Context and the story behind the novel
What you must know about Coetzee, apartheid, Cavafy's poem and why the novel refuses to name anything.
Who Coetzee is: J. M. Coetzee (b. 1940) is a South African-born novelist — winner of the Booker Prize twice (1983, 1999) and the Nobel Prize in Literature (2003). He wrote Waiting for the Barbarians in 1980, at the height of apartheid: a regime then deploying torture and indefinite detention against political opponents. The novel emerged from — and against — that world, but Coetzee refuses to name it. The choice is itself an argument: by erasing the specifics he makes the allegory portable to any imperial regime, including, most pointedly, his own.
The dramatic situation: An aging, unnamed Magistrate runs a small frontier town in the desert outpost of an unnamed Empire. He has spent his career as a comfortable, mildly liberal civil servant, keeping order, hunting in season, sleeping with the local women, and not asking what the Empire he serves actually does to the people on the other side of the frontier. The novel opens when this routine is broken.
The story (what happens): Colonel Joll arrives from the Empire's capital wearing dark glasses, to investigate rumours of barbarian incursions. He interrogates captives — including an old man and a boy whom the Magistrate's own soldiers have rounded up — by torture; the old man dies. The Magistrate, sickened but compromised by his own complicity, takes home a barbarian girl whom Joll's men have tortured: she has been blinded (partially) and her feet broken. He develops a strange, obsessive nightly ritual of washing her body — caring for her, possessing her, unable to see her even as he stares at her.
He undertakes a difficult winter journey across the desert to return her to her people. On his return, he is arrested for 'treasonous communication with the enemy' and tortured himself, this time by Mandel. Stripped, humiliated and broken, he becomes a kind of barbarian in his own town's eyes. The Empire launches a great military expedition against the barbarians; the expedition collapses in the desert without ever finding them. The Empire's soldiers desert. As winter closes in, the town is half-empty and waiting for 'barbarians' who never come.
The title — and Cavafy: The title is borrowed from C. P. Cavafy's poem 'Waiting for the Barbarians' (1898/1904), in which a city has put on its finery to await the barbarians' arrival, but they never come, and the speaker realises that 'those people were a kind of solution'. The novel inherits the poem's central irony: that the 'barbarians' are needed by the Empire to define itself.
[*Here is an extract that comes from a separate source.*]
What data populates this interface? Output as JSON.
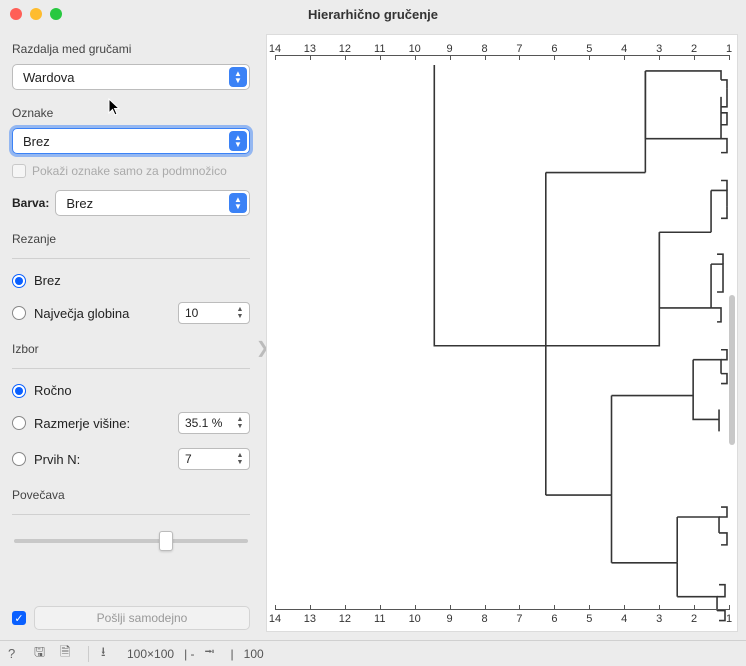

The waiting IS the structure — and the barbarians' absence is the truth.
Contexts (use as a lens, never as biography):
| Context | How it illuminates the novel |
|---|---|
| Apartheid South Africa (1948-1994) | The unnamed Empire's torture apparatus, racial hierarchy and 'barbarian' rhetoric directly parallel apartheid practice, including the Bureau and the political detentions of the late 1970s |
| The Steve Biko murder (1977) and detention-without-trial | The novel was written in 1980, three years after Biko died under interrogation; the politics of imperial torture are not abstract for Coetzee |
| The long imperial trope of 'the barbarian' | From the Romans to the British in India, empires have manufactured 'barbarians' to justify expansion; Coetzee draws on this whole genealogy, not only on apartheid |
| Edward Said's Orientalism (1978) | The argument that the imperial West constructs the Eastern 'Other' as the screen for its own anxieties is a near-perfect lens for the novel — and was current as Coetzee wrote |
| Modernist allegory (Kafka, Beckett) | Coetzee inherits the modernist tradition of stripped, abstract settings that make political violence newly visible |
Why the novel refuses to name anything: There is no year, no country, no language, no map. The Empire is 'the Empire'. The Magistrate has no name. The Girl has no name. The barbarians never appear and never speak. Coetzee's refusal of names is the novel's method — not vagueness but the strategy that lets the book be at once about apartheid South Africa AND about every other imperial regime that has manufactured 'barbarians' to justify what it does to them. The novel is parable in the strictest sense.
- Coetzee = South African novelist (b. 1940), Nobel 2003; wrote the novel in 1980 during apartheid.
- Plot: routine → Joll tortures captives → Magistrate cares for the Girl → returns her → he is arrested and tortured → the Empire's expedition fails → the town waits for barbarians who never come.
- Title from Cavafy's poem — 'they were a kind of solution': the barbarians are NEEDED by the Empire.
- Allegory is the method: no named place, year, language or characters; 'Empire' and 'barbarians' kept abstract on purpose.
- Read apartheid as a lens, not a label — the novel is portable to any imperial regime.